The book is an amazing concoction of sharp analysis about film and filmmaking mixed with scurrilous gossip and titbits about the major players. Quite how he persuaded all these film legends to speak to him with such candour remains a mystery; I suspect few will do so again. Amongst the cast of characters are directors Robert Altman, Hal Ashby, Peter Bogdanovich, Francis Ford Coppola, William Friedkin, George Lucas and his wife Marcia Lucas, John Milius, Paul Schrader, Martin Scorcese, Steven Spielberg and Robert Towne; actors Warren Beatty, Dennis Hopper, Cybill Shepherd and Jack Nicholson covering landmark films such as The Godfather I & II, Taxi Driver, Jaws, Star Wars, The Exorcist and The Last Picture Show.
Biskind writes beautifully, handling a huge topic with an enormous cast of characters deftly. He is assisted by the fact that many of the players and the films are already well-known to the reader but he has a wonderful talent for the one-line character profile (often a one-line character assassination) and he chooses his quotes well. If you are interested in film, and particularly if you share Biskind’s view that the 1970s was a golden era of film, then you will probably enjoy this book. There are a couple of caveats: he plays a little fast and loose with the facts and he loves gossip. He is hard on his subjects: few escape unscathed and some are characterised as positively evil.
An excellent book, worth reading if you can tolerate some of your heroes being tarnished.

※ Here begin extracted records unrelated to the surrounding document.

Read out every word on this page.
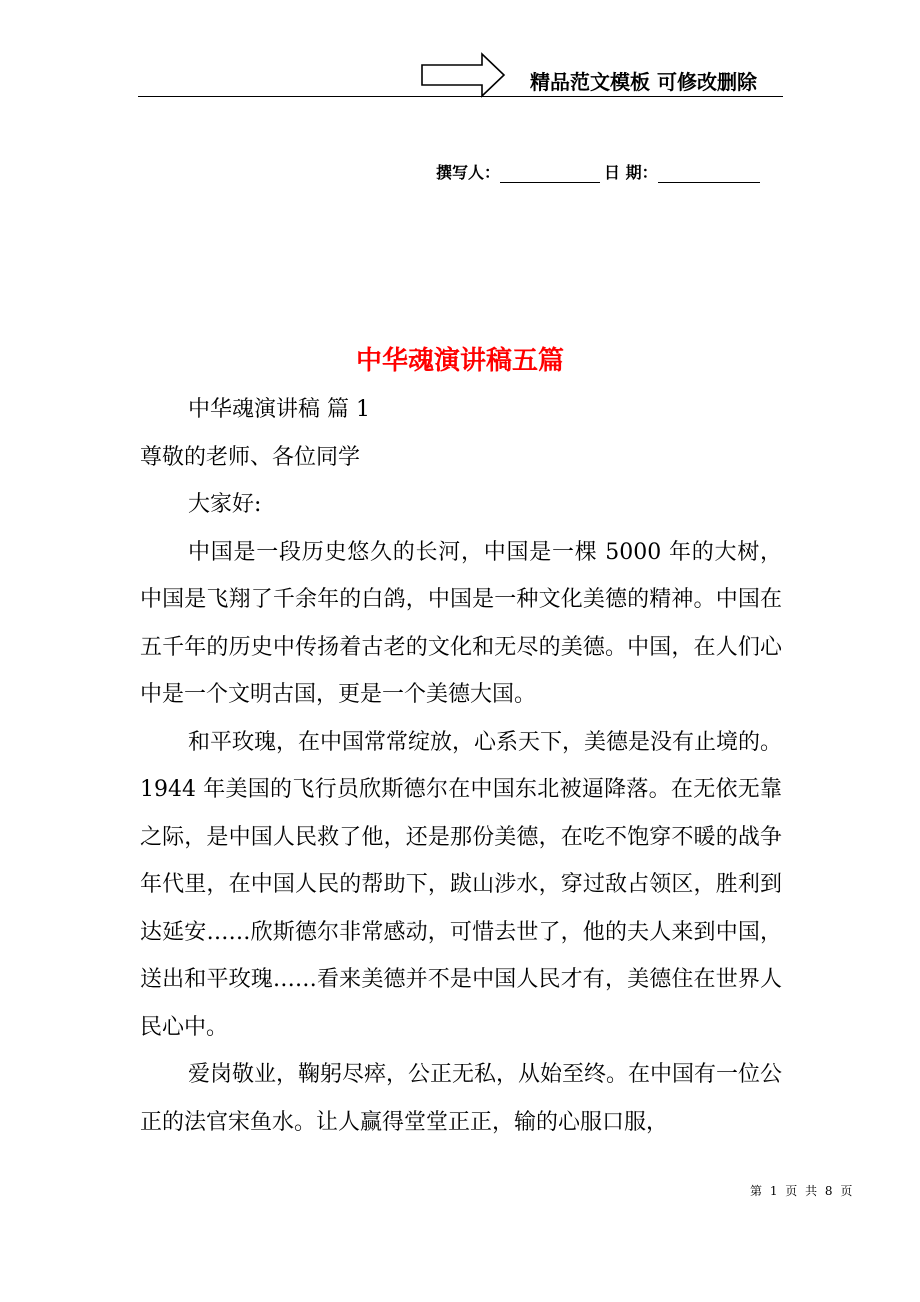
精品范文模板 可修改删除
撰写人：	日 期：
中华魂演讲稿五篇

中华魂演讲稿 篇 1

尊敬的老师、各位同学

大家好:

中国是一段历史悠久的长河，中国是一棵 5000 年的大树，中国是飞翔了千余年的白鸽，中国是一种文化美德的精神。中国在五千年的历史中传扬着古老的文化和无尽的美德。中国，在人们心中是一个文明古国，更是一个美德大国。

和平玫瑰，在中国常常绽放，心系天下，美德是没有止境的。1944 年美国的飞行员欣斯德尔在中国东北被逼降落。在无依无靠之际，是中国人民救了他，还是那份美德，在吃不饱穿不暖的战争年代里，在中国人民的帮助下，跋山涉水，穿过敌占领区，胜利到达延安……欣斯德尔非常感动，可惜去世了，他的夫人来到中国，送出和平玫瑰……看来美德并不是中国人民才有，美德住在世界人民心中。

爱岗敬业，鞠躬尽瘁，公正无私，从始至终。在中国有一位公正的法官宋鱼水。让人赢得堂堂正正，输的心服口服，

第 1 页 共 8 页
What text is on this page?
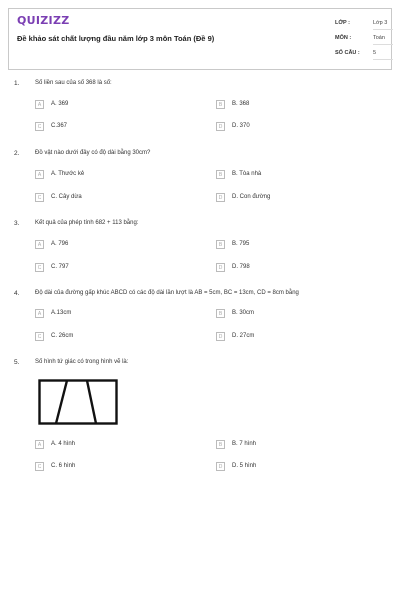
QUIZIZZ
Đề khảo sát chất lượng đầu năm lớp 3 môn Toán (Đề 9)
LỚP :	Lớp 3
MÔN :	Toán
SỐ CÂU : 5
1.	Số liền sau của số 368 là số:
A	A. 369	B	B. 368
C	C.367	D	D. 370
2.	Đồ vật nào dưới đây có độ dài bằng 30cm?
A	A. Thước kẻ	B	B. Tòa nhà
C	C. Cây dừa	D	D. Con đường
3.	Kết quả của phép tính 682 + 113 bằng:
A	A. 796	B	B. 795
C	C. 797	D	D. 798
4.	Độ dài của đường gấp khúc ABCD có các độ dài lần lượt là AB = 5cm, BC = 13cm, CD = 8cm bằng
A	A.13cm	B	B. 30cm
C	C. 26cm	D	D. 27cm
5.	Số hình tứ giác có trong hình vẽ là:
A	A. 4 hình	B	B. 7 hình
C	C. 6 hình	D	D. 5 hình
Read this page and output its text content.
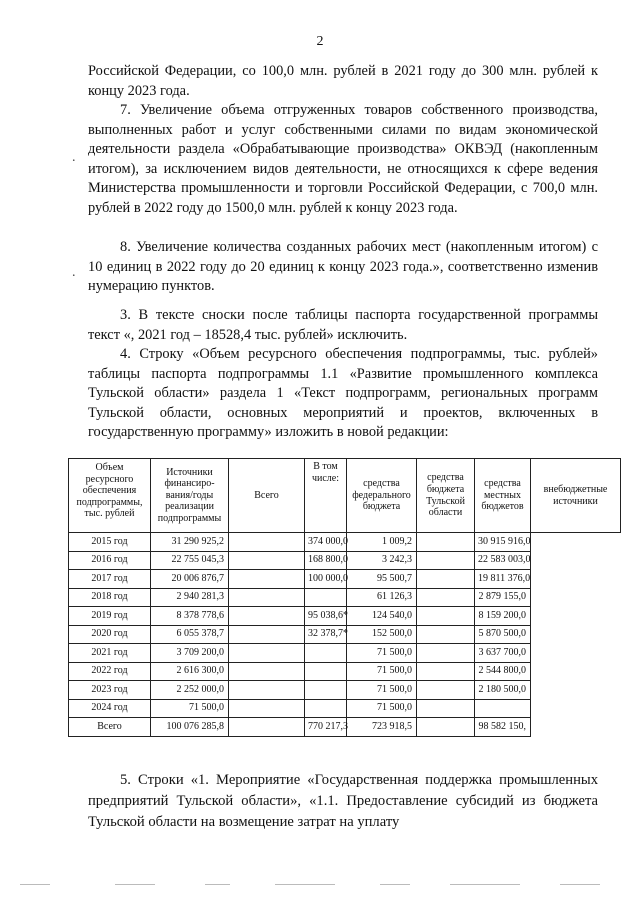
2

Российской Федерации, со 100,0 млн. рублей в 2021 году до 300 млн. рублей к концу 2023 года.

7. Увеличение объема отгруженных товаров собственного производства, выполненных работ и услуг собственными силами по видам экономической деятельности раздела «Обрабатывающие производства» ОКВЭД (накопленным итогом), за исключением видов деятельности, не относящихся к сфере ведения Министерства промышленности и торговли Российской Федерации, с 700,0 млн. рублей в 2022 году до 1500,0 млн. рублей к концу 2023 года.

8. Увеличение количества созданных рабочих мест (накопленным итогом) с 10 единиц в 2022 году до 20 единиц к концу 2023 года.», соответственно изменив нумерацию пунктов.

3. В тексте сноски после таблицы паспорта государственной программы текст «, 2021 год – 18528,4 тыс. рублей» исключить.

4. Строку «Объем ресурсного обеспечения подпрограммы, тыс. рублей» таблицы паспорта подпрограммы 1.1 «Развитие промышленного комплекса Тульской области» раздела 1 «Текст подпрограмм, региональных программ Тульской области, основных мероприятий и проектов, включенных в государственную программу» изложить в новой редакции:

.
.
Объем ресурсного обеспечения подпрограммы, тыс. рублей	Источники финансиро-вания/годы реализации подпрограммы	Всего	В том числе:	средства федерального бюджета	средства бюджета Тульской области	средства местных бюджетов	внебюджетные источники
2015 год	31 290 925,2		374 000,0	1 009,2		30 915 916,0	
2016 год	22 755 045,3		168 800,0	3 242,3		22 583 003,0	
2017 год	20 006 876,7		100 000,0	95 500,7		19 811 376,0	
2018 год	2 940 281,3			61 126,3		2 879 155,0	
2019 год	8 378 778,6		95 038,6*	124 540,0		8 159 200,0	
2020 год	6 055 378,7		32 378,7*	152 500,0		5 870 500,0	
2021 год	3 709 200,0			71 500,0		3 637 700,0	
2022 год	2 616 300,0			71 500,0		2 544 800,0	
2023 год	2 252 000,0			71 500,0		2 180 500,0	
2024 год	71 500,0			71 500,0			
Всего	100 076 285,8		770 217,3	723 918,5		98 582 150,	

5. Строки «1. Мероприятие «Государственная поддержка промышленных предприятий Тульской области», «1.1. Предоставление субсидий из бюджета Тульской области на возмещение затрат на уплату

Biskind's book suggests that the downfall of the 70s "auteur" style of direction was that Scorcese et al tried to make films of great artistry without paying sufficient attention to the financial demands of the business in which they worked - and this point is well made by the book being framed by the success of Easy Riders at the beginning of the decade and the financial disaster of Heaven's Gate in 1980. Given that we are seeing an increase at present in the number of mainstream movies that are also self-consciously "artistic" (such as American Beauty, Traffic, etc), the relevance of this books to filmmaking today is huge. But Easy Riders, Raging Bulls, could be read and enjoyed by anyone. It's a pity that this book is never likely to be adapted for cinema itself - since it gives a portrayal of the rise and fall of a group of 70s filmmakers that has the narrative pace, style and drama to make a great movie. Strongly recommended.